The 36-year-old, who has led Australia in one day internationals since 2002 and Tests since 2004, has been under increasing pressure after an Ashes defeat to England and a quarter-final exit as defending champions at the World Cup.
“Today I’ve decided to stand down as captain of the Test team and the one-day team as of now,” he told a news conference at the Sydney Cricket Ground (SCG).
“The main reason for me is I think it’s the right time ... I wanted to make sure that I gave the next captain every opportunity I possibly could to make sure he has as much experience going forward in the next couple of big events that we will play.”
“I will continue to play and am available for both the one day and test teams,” he said earlier in a statement.

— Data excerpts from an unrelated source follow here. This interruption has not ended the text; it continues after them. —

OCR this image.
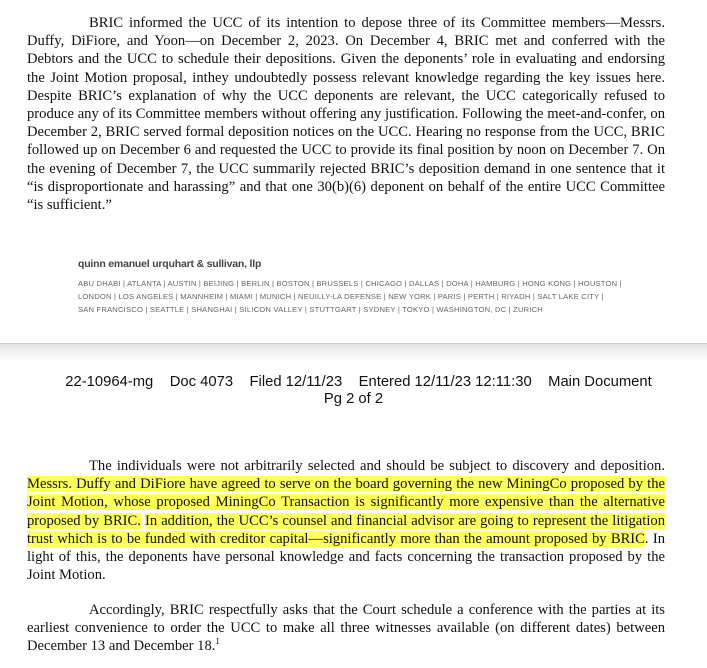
BRIC informed the UCC of its intention to depose three of its Committee members—Messrs. Duffy, DiFiore, and Yoon—on December 2, 2023. On December 4, BRIC met and conferred with the Debtors and the UCC to schedule their depositions. Given the deponents’ role in evaluating and endorsing the Joint Motion proposal, inthey undoubtedly possess relevant knowledge regarding the key issues here. Despite BRIC’s explanation of why the UCC deponents are relevant, the UCC categorically refused to produce any of its Committee members without offering any justification. Following the meet-and-confer, on December 2, BRIC served formal deposition notices on the UCC. Hearing no response from the UCC, BRIC followed up on December 6 and requested the UCC to provide its final position by noon on December 7. On the evening of December 7, the UCC summarily rejected BRIC’s deposition demand in one sentence that it “is disproportionate and harassing” and that one 30(b)(6) deponent on behalf of the entire UCC Committee “is sufficient.”

quinn emanuel urquhart & sullivan, llp
ABU DHABI | ATLANTA | AUSTIN | BEIJING | BERLIN | BOSTON | BRUSSELS | CHICAGO | DALLAS | DOHA | HAMBURG | HONG KONG | HOUSTON |
LONDON | LOS ANGELES | MANNHEIM | MIAMI | MUNICH | NEUILLY-LA DEFENSE | NEW YORK | PARIS | PERTH | RIYADH | SALT LAKE CITY |
SAN FRANCISCO | SEATTLE | SHANGHAI | SILICON VALLEY | STUTTGART | SYDNEY | TOKYO | WASHINGTON, DC | ZURICH
22-10964-mg    Doc 4073    Filed 12/11/23    Entered 12/11/23 12:11:30    Main Document
Pg 2 of 2

The individuals were not arbitrarily selected and should be subject to discovery and deposition. Messrs. Duffy and DiFiore have agreed to serve on the board governing the new MiningCo proposed by the Joint Motion, whose proposed MiningCo Transaction is significantly more expensive than the alternative proposed by BRIC. In addition, the UCC’s counsel and financial advisor are going to represent the litigation trust which is to be funded with creditor capital—significantly more than the amount proposed by BRIC. In light of this, the deponents have personal knowledge and facts concerning the transaction proposed by the Joint Motion.

Accordingly, BRIC respectfully asks that the Court schedule a conference with the parties at its earliest convenience to order the UCC to make all three witnesses available (on different dates) between December 13 and December 18.$^1$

While Ponting’s batting record brooks no argument, his captaincy has often been criticised as Australia has declined as a force in world cricket, with three Ashes series defeats to England in particular damaging his reputation.
Australia went to the World Cup as double defending champions but returned home after defeat to India in the last eight, their unbeaten run of matches in the tournament having been ended at 34 by Pakistan in the group stage.
On his return to Australia at the weekend, Ponting acknowledged the pressure on him and said he would consider his position before the squad to tour Bangladesh was announced on Wednesday.
Ponting bucked a poor run of form to hit a defiant century in the quarter-final defeat to India in Ahmedabad, which will only have increased his determination to continue playing international cricket.
Michael Clarke, who stood in for the injured Ponting in the final Ashes Test and for the one-day series against England that followed it, is expected to replace his mentor as skipper.
Australia will play three one-dayers in Bangladesh next month with trips to Sri Lanka and South Africa scheduled for later in the southern hemisphere winter.